Publication of Charges for "Shoppable Services" (45 C.F.R. 180.60)
In an effort to empower consumers, the Final Rule also mandates that hospitals display payerspecific negotiated rates and discounted cash prices for a limited set of 300 "shoppable services" in an easy-to-read format.
"Shoppable services" are those that can be scheduled by a consumer in advance, such as spinal fusion and major joint replacement. 84 Fed. Reg. 65571-72 tbl.3, 180.20. They include 70 CMS-specified services, plus as many additional hospital-selected shoppable services as necessary for at least 300 services total. Final Rule 180.60(a)(1). If a hospital does not provide 300 shoppable services, it must provide standard charges for whatever services it does provide. Final Rule 180.60(a)(1)(ii). Charge information must include charges for corresponding "ancillary services" provided in conjunction with each shoppable primary service. Final Rule 180.60(b). If the hospital does not offer a discounted cash price, it must list its undiscounted gross charge. Final Rule 180.60(b)(4).
Hospitals can meet the requirements of Section 180.60 by offering an easily accessible, consumer-friendly list that is searchable by service description, billing code, and payer. Final Rule 180.60(d)(3). Alternatively, hospitals can offer an online price estimator tool that allows patients to instead "obtain an estimate of the amount they will be obligated to pay." Final Rule 180.60(a)(2)(ii). This tool must be "prominently displayed" on the provider's website. Final Rule 180.60(a)(2)(iii).
Monitoring, Enforcement, and Appeals (45 C.F.R. 180.70-180.110)
If CMS concludes that a hospital is noncompliant with one or more of these requirements, CMS may provide a written warning notice, request a corrective action plan, or impose a civil monetary penalty of up to $300 per day and publicize the penalty on a CMS website.

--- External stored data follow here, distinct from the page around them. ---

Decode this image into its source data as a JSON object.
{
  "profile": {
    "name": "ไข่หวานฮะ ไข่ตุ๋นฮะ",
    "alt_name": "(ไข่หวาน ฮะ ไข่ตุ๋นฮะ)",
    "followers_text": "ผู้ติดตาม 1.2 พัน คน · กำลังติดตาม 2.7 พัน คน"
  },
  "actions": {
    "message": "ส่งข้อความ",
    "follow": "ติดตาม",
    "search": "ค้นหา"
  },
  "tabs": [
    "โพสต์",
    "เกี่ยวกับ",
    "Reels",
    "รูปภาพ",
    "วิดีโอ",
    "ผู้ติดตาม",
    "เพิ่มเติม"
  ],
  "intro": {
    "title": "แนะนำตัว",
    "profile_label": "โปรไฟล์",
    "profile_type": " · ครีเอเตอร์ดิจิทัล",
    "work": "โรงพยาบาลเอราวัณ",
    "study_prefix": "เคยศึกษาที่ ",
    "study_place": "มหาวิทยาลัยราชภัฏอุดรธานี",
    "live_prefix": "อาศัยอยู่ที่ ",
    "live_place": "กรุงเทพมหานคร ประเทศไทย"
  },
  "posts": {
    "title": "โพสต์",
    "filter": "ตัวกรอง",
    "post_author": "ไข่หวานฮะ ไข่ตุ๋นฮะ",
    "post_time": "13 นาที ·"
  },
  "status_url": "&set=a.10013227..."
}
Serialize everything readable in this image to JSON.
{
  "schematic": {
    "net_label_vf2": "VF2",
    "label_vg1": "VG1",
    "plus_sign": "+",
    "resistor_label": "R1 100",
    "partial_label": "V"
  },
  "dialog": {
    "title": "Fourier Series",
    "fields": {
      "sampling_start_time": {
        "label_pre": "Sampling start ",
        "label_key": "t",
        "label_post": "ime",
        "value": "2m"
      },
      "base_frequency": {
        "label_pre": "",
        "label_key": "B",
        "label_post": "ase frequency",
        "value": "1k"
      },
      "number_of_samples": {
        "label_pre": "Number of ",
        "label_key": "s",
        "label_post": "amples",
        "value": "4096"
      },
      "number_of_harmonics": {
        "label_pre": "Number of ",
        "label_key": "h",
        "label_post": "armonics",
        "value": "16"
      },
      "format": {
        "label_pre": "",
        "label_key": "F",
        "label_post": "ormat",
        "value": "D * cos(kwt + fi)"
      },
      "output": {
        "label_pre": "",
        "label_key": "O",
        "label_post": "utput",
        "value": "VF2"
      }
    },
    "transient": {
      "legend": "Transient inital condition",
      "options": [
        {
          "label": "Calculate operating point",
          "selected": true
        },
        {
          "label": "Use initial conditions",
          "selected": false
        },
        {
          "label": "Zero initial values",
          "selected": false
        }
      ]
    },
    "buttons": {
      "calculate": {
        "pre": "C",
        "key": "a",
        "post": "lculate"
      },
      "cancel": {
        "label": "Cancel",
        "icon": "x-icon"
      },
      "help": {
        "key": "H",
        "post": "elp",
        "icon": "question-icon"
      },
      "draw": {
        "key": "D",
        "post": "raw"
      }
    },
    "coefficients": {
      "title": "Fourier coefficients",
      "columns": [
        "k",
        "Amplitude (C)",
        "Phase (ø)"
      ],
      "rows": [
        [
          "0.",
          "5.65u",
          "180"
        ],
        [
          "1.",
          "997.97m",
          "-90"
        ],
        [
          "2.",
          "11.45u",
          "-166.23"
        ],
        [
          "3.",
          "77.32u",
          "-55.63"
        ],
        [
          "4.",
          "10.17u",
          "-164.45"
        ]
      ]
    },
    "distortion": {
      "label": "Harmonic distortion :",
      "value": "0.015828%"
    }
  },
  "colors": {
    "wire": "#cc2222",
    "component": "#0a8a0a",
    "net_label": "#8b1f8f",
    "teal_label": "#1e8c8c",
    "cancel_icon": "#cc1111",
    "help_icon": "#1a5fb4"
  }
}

Proposed Transparency Rule for Health Plans
In addition to the above Final Rule, the Administration released a proposed rule, which, if finalized, would require health plans, including employer-based plans and group and individual plans, to make cost sharing information available to consumers before they visit a provider. Insurers would need to create online tools to allow consumers to calculate the amount of their estimated out-of-pocket costs for all services, including any deductible they may owe. Proposed Rule 26 C.F.R. 54.9815-2715A(b); 29 C.F.R. 2590.715-2715A(b); 45 C.F.R. 147.210(b). Plans would also be required to disclose in-network provider negotiated rates and historical outof-network allowed amounts on their public websites. Proposed Rule 26 C.F.R. 54.98152715A(c); 29 C.F.R. 2590.715-2715A(c); 45 C.F.R. 147.210(c).
Comments to the proposed rule are due on January 27, 2020.